Student's Play Tells a Vietnamese Folktale in the Dark
By Rebecca GoldfineAs people filed into the Wish Theater to watch Oceana Hangret’s capstone theater project, they were each handed a sleeping mask. After they had settled into their seats and adjusted their masks, the theater was darkened, preparing them for a live audio performance.

For two nights, on April 11 and 12, a cast of ten students and one professor—Hangret’s advisor, Professor of Theater Davis Robinson—performed a play Hangret had written based on a Vietnamese folktale her mother used to tell her and her sister.
“According to her, if my sisters and I ate in the dark, we would attract demons that steal children,” said Hangret. “In her own weird way, she was trying to prevent us from making a mess, but as a child, the logic behind that story made sense.”
In Hangret’s version of the myth, however, the multiple demons become one woman, which is the name of the play: “The Woman.” And then she gave the woman a back story.
The woman was not born a demon. She came from nobility but fell in love with a farmer, with whom she had a secret daughter. Prevented from marrying him, she is instead married off to an emperor. They fail to conceive a prince—a necessity for continuing the royal bloodline—and the emperor fears he will be replaced by his brother. When the emperor learns about her child, he plans to murder it to protect the secret of his own infertility.
And then, in a fit of rage, he stabs his wife's eye, blinding her. As she dies, she curses him, swearing to steal every child in the empire. Yet she can only snatch children when she can smell the food they’re snacking on in the dark.

The play swings between past and present. In today’s time, it follows an eleven-year-old girl named Kelley Margot who gets separated from her peers on a camping trip. When she seeks refuge from the rain in a cave, she finds an anxious boy named Tal Tal. They break down and eat a snack together in the dark.
The next morningl, Kelley Margot wakes up in the cave and finds that Tal Tal has vanished. Later that night, after she's been rescued, Kelley Margot watches the news and learns of skeletal remains found in the cave—the remains of Tal Tal, who went missing two years ago after his father put him to bed. Unbeknownst to his father, Tal Tal had a snack of shrimp crackers in bed.
Hangret said she was inspired to write the script after studying at the Eugene O’Neill National Theater Institute in Connecticut last semester. As a student there, she was assigned to write narrative based on a story, tradition, or culture she grew up with. For this, she turned to the “countless narratives of Vietnam in the context of war” that she had read, watched, and heard over her lifetime.
“As a Vietnamese American, I yearned to better understand my country, but a part of me could never separate the identity of war from Vietnam,” she said. “So, with the help of my friends and the theater department, I turned the innocent superstition my mother told me at an impressionable age into a play that explores grief and solitude through a different lens.”
She added, “I grew up hearing those narratives and wanted to change them. I wanted to separate Western perspectives of Vietnam and war to a perception of Vietnam that wasn't tied to violence.”
Hangret wrote and directed the play, as well as created the soundscape.

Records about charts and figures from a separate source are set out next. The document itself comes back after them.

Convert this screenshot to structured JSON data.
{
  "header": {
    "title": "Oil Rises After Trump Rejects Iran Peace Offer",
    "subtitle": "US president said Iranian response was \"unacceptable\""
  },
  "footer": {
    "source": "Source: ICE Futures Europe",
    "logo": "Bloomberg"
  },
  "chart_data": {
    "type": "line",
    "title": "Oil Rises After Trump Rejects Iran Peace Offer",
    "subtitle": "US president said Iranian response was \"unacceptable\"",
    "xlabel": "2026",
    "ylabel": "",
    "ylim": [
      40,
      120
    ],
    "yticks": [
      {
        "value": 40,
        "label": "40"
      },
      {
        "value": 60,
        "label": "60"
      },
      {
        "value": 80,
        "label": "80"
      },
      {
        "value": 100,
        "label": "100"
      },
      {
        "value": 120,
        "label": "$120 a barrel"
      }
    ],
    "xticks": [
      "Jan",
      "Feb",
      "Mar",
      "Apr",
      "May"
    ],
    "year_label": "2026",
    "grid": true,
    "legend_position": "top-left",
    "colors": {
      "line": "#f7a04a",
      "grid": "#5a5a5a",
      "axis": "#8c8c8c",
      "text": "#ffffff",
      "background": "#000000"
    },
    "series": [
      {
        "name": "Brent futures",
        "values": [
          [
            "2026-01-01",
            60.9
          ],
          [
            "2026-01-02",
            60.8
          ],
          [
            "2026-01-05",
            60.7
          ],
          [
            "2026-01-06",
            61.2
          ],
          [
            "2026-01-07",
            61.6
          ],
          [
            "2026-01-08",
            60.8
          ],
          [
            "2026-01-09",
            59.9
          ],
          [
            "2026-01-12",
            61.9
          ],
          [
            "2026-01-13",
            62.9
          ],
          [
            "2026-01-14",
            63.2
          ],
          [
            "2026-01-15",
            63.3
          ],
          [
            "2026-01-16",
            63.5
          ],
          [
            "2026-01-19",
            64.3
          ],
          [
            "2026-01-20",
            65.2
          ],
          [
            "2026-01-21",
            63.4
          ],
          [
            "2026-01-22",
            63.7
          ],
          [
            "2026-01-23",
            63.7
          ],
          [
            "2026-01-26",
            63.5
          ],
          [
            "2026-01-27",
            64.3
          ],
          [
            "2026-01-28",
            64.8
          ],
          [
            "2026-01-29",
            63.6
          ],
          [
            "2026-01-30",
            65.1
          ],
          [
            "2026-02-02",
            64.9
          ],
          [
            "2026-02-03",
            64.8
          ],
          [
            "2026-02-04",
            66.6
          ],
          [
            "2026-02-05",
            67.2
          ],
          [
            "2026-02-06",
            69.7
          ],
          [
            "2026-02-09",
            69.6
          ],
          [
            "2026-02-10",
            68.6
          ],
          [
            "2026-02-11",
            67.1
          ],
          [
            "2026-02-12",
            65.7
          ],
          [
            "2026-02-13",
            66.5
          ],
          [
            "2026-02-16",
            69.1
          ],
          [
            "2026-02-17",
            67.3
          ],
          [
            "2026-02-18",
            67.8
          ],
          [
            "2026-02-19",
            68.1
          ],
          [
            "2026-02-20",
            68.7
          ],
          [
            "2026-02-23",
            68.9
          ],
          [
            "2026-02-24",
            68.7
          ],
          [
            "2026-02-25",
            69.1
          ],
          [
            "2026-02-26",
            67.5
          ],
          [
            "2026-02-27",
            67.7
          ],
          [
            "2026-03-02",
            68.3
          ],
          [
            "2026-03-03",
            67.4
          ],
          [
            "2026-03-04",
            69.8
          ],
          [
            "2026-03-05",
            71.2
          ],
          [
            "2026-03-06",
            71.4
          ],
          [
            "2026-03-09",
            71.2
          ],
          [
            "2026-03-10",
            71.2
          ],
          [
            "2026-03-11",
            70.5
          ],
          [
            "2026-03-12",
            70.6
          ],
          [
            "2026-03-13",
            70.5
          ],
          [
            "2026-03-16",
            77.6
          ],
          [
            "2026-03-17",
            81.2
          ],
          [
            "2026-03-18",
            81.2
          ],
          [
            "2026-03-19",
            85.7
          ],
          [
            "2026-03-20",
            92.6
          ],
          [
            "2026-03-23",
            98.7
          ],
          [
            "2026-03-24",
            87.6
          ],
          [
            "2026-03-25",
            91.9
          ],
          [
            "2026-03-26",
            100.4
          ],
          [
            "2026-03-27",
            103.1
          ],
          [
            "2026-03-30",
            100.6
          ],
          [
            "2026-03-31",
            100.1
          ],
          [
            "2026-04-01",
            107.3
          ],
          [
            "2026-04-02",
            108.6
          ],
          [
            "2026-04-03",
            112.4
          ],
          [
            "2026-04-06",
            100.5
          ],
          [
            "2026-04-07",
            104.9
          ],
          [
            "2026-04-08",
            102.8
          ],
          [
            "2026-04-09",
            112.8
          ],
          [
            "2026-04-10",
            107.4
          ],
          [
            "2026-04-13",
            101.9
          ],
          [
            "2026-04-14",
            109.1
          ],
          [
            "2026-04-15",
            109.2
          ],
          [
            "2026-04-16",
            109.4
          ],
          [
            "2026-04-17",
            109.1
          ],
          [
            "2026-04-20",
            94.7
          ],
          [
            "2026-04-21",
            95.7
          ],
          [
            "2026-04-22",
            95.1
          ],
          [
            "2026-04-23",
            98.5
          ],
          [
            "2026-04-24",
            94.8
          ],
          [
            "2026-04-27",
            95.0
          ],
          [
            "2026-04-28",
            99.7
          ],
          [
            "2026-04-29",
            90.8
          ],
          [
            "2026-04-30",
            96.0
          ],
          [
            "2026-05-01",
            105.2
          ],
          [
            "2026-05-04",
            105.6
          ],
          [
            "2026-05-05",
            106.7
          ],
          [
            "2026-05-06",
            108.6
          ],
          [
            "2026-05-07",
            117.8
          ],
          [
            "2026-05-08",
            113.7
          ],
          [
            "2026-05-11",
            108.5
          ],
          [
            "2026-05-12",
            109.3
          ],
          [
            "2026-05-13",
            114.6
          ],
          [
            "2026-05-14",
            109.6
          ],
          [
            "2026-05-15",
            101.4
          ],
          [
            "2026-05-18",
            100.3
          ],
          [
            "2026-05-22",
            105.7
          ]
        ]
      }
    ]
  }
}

She also proposed staging it during admitted students week, to showcase “representation and diversity in ϳԹվ's theater department,” she said.
Robinson praised this decision. “What I love about working with Oceana is that she is so confident and capable, and makes decisions early on,” such as planning dates for the show. “She solves problems very confidently and knows what she wants.”
Robinson also said he was so inspired by the concept of putting on a play in the dark that he's going to do something similar next fall at the Provincetown Tennessee Williams Theater Festival.
Hangret said performing her play in the dark pushed the audience to rely on their sense of hearing and their imaginations, and though they couldn't see one another, they were pulled into a close experience. “In this digital age, we as people have become more disconnected than ever,” she said.
“When our sight is taken, our hearing and touch are enhanced,” she continued. “Not a lot of people listen and talk to each other and hear how interesting our stories are.”